“This is by far the most welcoming, the most nurturing, the most helpful college you could find”
Grossmont College graduate
Martha Baugh knows a thing or two about adversity. Abandoned by her mother as a young girl in Mexico, Baugh has been struggling for more than a decade to become an American citizen after being brought across the border by the aunt who raised her.
Despite such challenges, the Grossmont College scholar is graduating June 3 with an Associate of Science Degree in Cardiovascular Technology. The milestone came two weeks after Baugh was recognized at an awards ceremony as a Student of Note, an honor reserved for those who have overcome a plethora of obstacles to reach their educational goals.
Baugh, a 30-year-old resident of Spring Valley, accumulated a 3.8 grade point average at Grossmont College.
“This is by far the most welcoming, the most nurturing, the most helpful college you could find,” Baugh said. “Everybody here has been amazing. I really do feel the faculty and staff are doing everything to make as much as they can available to help their students.”
Hers has been a journey filled with more than its share of setbacks.
Baugh never knew her father as a young child in Sonora, Mexico. Her mother would often disappear for days at a time, leaving Baugh at the home of a friend or relative. When she was 5, Baugh was abandoned for good, left in the care of an aunt in the Baja California capital of Mexicali.
When the family legally immigrated to the United States seven years later, Baugh, then 12, came with them. Problem was, Baugh had never been legally adopted. That made it impossible for her to become a citizen at the same time her aunt and cousins were naturalized.
She’s been trying to become a naturalized American since then. Even being married to a U.S. citizen hasn’t helped.
The hardships have been many.
“Just going to school was difficult,” Baugh said. “You can’t get financial aid. You can’t get grants, you can’t get a lot of things that you’re entitled to when you’re a citizen.”
Baugh got a reprieve when President Obama created a new policy calling for deferred action for certain undocumented young people who came to the U.S. as children. Applications under the Deferred Action for Childhood Arrivals (DACA) began in August of 2012.
With a greater sense of stability in her life, Baugh enrolled in the Cardiovascular Technology Program at Grossmont College the following year. She was later hired as a tutor for the program while still a student.
“The program is rigorous, and with the added stress of her legal status, that burden might have discouraged many others, but Martha’s tremendous positive attitude and drive has brought her to the finish line, not alone, but with many others who have been inspired by her perseverance,” said Liz Barrow, Grossmont College’s Cardiovascular Technology Program Director.
Baugh plans to work in a hospital or clinic as a cardiovascular technician, using ultrasound to check the circulatory system in a patient’s body.
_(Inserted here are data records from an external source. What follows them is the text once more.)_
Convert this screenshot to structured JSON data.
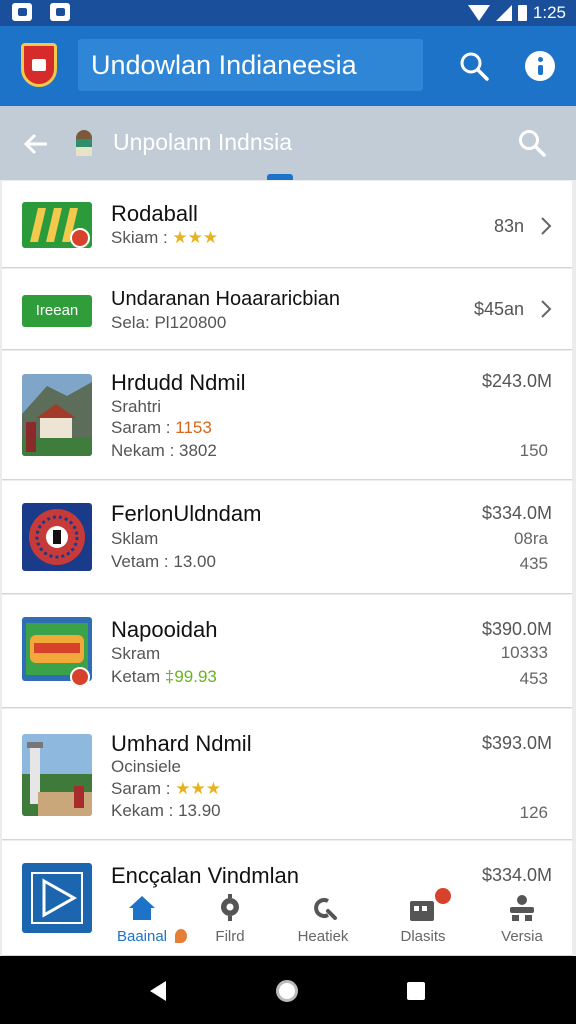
{
  "status_bar": {
    "time": "1:25"
  },
  "app_bar": {
    "title": "Undowlan Indianeesia"
  },
  "search_header": {
    "title": "Unpolann Indnsia"
  },
  "items": [
    {
      "name": "Rodaball",
      "line1_prefix": "Skiam : ",
      "line1_stars": "★★★",
      "price": "83n"
    },
    {
      "name": "Undaranan Hoaararicbian",
      "line1": "Sela: Pl120800",
      "price": "$45an",
      "thumb_text": "Ireean"
    },
    {
      "name": "Hrdudd Ndmil",
      "line1": "Srahtri",
      "line2_prefix": "Saram : ",
      "line2_value": "1153",
      "line3": "Nekam : 3802",
      "price": "$243.0M",
      "price_sub": "150"
    },
    {
      "name": "FerlonUldndam",
      "line1": "Sklam",
      "line2": "Vetam : 13.00",
      "price": "$334.0M",
      "price_sub": "08ra",
      "price_sub2": "435"
    },
    {
      "name": "Napooidah",
      "line1": "Skram",
      "line2_prefix": "Ketam ",
      "line2_value": "‡99.93",
      "price": "$390.0M",
      "price_sub": "10333",
      "price_sub2": "453"
    },
    {
      "name": "Umhard Ndmil",
      "line1": "Ocinsiele",
      "line2_prefix": "Saram : ",
      "line2_stars": "★★★",
      "line3": "Kekam : 13.90",
      "price": "$393.0M",
      "price_sub": "126"
    },
    {
      "name": "Encçalan Vindmlan",
      "price": "$334.0M"
    }
  ],
  "bottom_nav": [
    {
      "label": "Baainal",
      "icon": "home-icon"
    },
    {
      "label": "Filrd",
      "icon": "location-pin-icon"
    },
    {
      "label": "Heatiek",
      "icon": "link-icon"
    },
    {
      "label": "Dlasits",
      "icon": "calendar-icon",
      "badge": true
    },
    {
      "label": "Versia",
      "icon": "person-group-icon"
    }
  ],
  "colors": {
    "primary": "#1c73c8",
    "status_bar": "#1a4f9c",
    "subheader": "#c1ccd6",
    "badge": "#d8412b",
    "stars": "#e6b422"
  }
}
She also envisions transferring to a four-year university and earning a bachelor’s degree.
Meanwhile, her immigration status is nearing resolution. Baugh is in the process of becoming a permanent resident. If all goes according to plan, in a few years, she’ll be an American citizen.
Baugh, who runs marathons and ultra-marathons in her spare time, will be missed at Grossmont College.
“She is so outgoing, she encourages her peers, and her enthusiasm is such a pleasure to be around,” said Pat Murray, a Health Science Lab technician at Grossmont College. “I have no doubt she’ll have a successful career.”